In the space of protection of civilians, Crisis Action is a neutral convenor, working with national partners and a relatively well-established cohort of international campaigning organisations, including Oxfam, Save the Children, Amnesty, and Human Rights Watch, to ensure respect for established rules: international humanitarian and human rights law.

For Digital Action, the context is different: the rules for how Big Tech should (or should not) operate are still being formed, there are multiple moral principles at stake and they are often in tension, and the range of organisations seeking to shape those rules and trade-offs continues to change and grow, each with a different — or still-emerging — view on what the rules should be.

As a result, there is no ‘neutral’ in this fluid space, and so no neutral convenor. To coordinate is to pick one possible solution to the policy trade-offs over others. If there’s a perception of picking sides in a complex, shifting context, then we have to build trust in other ways than claiming ‘neutrality.’

Trust, transparency, and allies

My lesson from this is that new strategic convenors like Crisis- or Digital Action (or our cousin Climate Catalyst) can and should be created, but they should give particular attention to:

  • Communication: people understandably asked us, what is guiding your decisions, how do you work, what value are you adding? Initially, at least, we didn’t always know the answer, and when we did we weren’t great at communicating it. The more open we became, even about our uncertainty, the more trust we built, and so the more effective we became.
  • Context: the greater the fluidity in the normative framework and/or the membership of the ecosystem, the more flexible the convenor needs to be, not fixing a goal or approach from day one, but iterating, experimenting, learning.
  • Time: you can’t simply tell new partners that you won’t co-opt their work or that you’ll add value. Some people just didn’t believe us. We had to demonstrate it to earn trust. This takes time and — again — experimentation in action.
  • Allies: people who see your added value and are willing to work with you in the early stages when you’re still finding your feet, still finding or demonstrating your value. In our case, allies included people we’d worked with before, or who had worked with Crisis Action so new the model, or were simply natural collaborators who see the value of a strategic convenor.

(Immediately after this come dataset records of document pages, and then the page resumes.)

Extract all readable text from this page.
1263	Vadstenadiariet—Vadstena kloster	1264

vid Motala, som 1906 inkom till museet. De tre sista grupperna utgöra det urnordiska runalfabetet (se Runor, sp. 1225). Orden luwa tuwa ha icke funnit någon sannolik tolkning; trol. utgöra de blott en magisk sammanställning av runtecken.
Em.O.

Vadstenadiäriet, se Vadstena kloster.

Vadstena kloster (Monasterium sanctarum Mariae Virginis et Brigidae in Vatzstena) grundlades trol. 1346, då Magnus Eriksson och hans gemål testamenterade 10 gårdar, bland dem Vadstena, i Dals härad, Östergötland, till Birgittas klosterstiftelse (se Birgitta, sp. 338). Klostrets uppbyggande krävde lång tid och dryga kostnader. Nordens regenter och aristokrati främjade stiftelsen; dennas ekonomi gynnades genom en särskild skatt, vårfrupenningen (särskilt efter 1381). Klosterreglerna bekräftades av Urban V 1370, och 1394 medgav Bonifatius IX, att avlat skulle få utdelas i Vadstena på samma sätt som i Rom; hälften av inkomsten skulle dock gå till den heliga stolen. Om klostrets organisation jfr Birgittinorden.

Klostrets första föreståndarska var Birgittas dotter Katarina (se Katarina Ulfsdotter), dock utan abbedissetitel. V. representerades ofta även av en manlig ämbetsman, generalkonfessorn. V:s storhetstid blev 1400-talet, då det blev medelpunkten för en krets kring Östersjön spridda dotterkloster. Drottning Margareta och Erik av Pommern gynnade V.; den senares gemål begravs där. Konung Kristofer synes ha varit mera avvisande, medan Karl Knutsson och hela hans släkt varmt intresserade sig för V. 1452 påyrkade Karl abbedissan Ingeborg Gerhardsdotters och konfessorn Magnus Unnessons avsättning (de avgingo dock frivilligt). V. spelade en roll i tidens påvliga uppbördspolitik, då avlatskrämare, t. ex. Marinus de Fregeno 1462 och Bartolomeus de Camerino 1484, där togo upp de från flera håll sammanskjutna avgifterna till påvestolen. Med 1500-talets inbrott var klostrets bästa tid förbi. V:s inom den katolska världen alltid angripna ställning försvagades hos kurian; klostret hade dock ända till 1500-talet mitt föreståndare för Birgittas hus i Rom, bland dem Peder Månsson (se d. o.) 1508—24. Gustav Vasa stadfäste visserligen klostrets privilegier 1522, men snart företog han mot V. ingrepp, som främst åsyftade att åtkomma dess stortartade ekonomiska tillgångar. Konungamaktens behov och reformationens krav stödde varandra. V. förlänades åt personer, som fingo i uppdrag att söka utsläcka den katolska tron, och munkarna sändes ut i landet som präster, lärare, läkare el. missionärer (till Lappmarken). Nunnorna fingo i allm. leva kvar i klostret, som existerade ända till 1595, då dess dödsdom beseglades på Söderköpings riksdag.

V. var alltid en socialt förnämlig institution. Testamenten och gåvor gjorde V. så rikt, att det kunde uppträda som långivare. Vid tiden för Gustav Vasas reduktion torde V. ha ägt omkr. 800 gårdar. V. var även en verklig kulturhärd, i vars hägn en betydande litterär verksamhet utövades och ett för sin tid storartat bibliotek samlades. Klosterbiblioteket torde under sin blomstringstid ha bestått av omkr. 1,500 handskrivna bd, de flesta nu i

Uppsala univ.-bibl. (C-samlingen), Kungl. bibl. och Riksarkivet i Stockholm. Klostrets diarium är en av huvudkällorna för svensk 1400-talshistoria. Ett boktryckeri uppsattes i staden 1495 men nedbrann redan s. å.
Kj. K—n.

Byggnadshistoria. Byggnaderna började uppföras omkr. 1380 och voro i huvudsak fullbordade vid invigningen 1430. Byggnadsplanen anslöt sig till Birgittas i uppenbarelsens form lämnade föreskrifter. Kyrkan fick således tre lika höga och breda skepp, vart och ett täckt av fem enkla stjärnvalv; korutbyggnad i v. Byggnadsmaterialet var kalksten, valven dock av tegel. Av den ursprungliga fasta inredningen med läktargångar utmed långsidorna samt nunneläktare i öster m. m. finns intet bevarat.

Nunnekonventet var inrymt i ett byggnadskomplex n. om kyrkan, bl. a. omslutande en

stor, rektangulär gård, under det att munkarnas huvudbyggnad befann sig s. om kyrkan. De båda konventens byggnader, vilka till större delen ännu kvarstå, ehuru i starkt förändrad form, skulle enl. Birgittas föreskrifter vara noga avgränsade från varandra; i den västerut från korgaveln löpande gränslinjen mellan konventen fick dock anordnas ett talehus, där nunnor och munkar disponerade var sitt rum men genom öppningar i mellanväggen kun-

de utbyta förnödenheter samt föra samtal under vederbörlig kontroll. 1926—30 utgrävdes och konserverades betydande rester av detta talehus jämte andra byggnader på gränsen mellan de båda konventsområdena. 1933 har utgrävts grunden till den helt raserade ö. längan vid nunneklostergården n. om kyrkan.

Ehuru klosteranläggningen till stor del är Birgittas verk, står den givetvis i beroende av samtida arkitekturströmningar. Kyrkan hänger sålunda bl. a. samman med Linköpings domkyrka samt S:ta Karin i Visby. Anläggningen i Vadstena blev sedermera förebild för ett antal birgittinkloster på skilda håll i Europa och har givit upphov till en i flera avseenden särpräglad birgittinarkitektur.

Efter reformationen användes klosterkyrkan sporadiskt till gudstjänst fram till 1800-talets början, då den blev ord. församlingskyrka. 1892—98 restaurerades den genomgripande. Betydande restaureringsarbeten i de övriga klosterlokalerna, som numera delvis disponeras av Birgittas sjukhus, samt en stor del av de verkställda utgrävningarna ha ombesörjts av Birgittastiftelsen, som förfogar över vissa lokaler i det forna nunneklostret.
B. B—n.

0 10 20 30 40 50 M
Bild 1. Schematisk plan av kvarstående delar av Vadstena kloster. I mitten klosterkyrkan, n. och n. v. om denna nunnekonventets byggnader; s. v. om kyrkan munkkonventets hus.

On that point, I want to thank some of our early allies — people like Antonia Staats, Chloe Colliver, Eric Kind, Maeve Walsh, Ruth-Marie Henckes, and Tanya O’Carroll , and the past and present Crisis Action team. You made all Digital Action’s collaborations possible. And so made possible all the impactful collaborations that Digital Action, and its fantastic team, will go on to achieve.


Nick Martlew was the Strategy Director at Digital Action.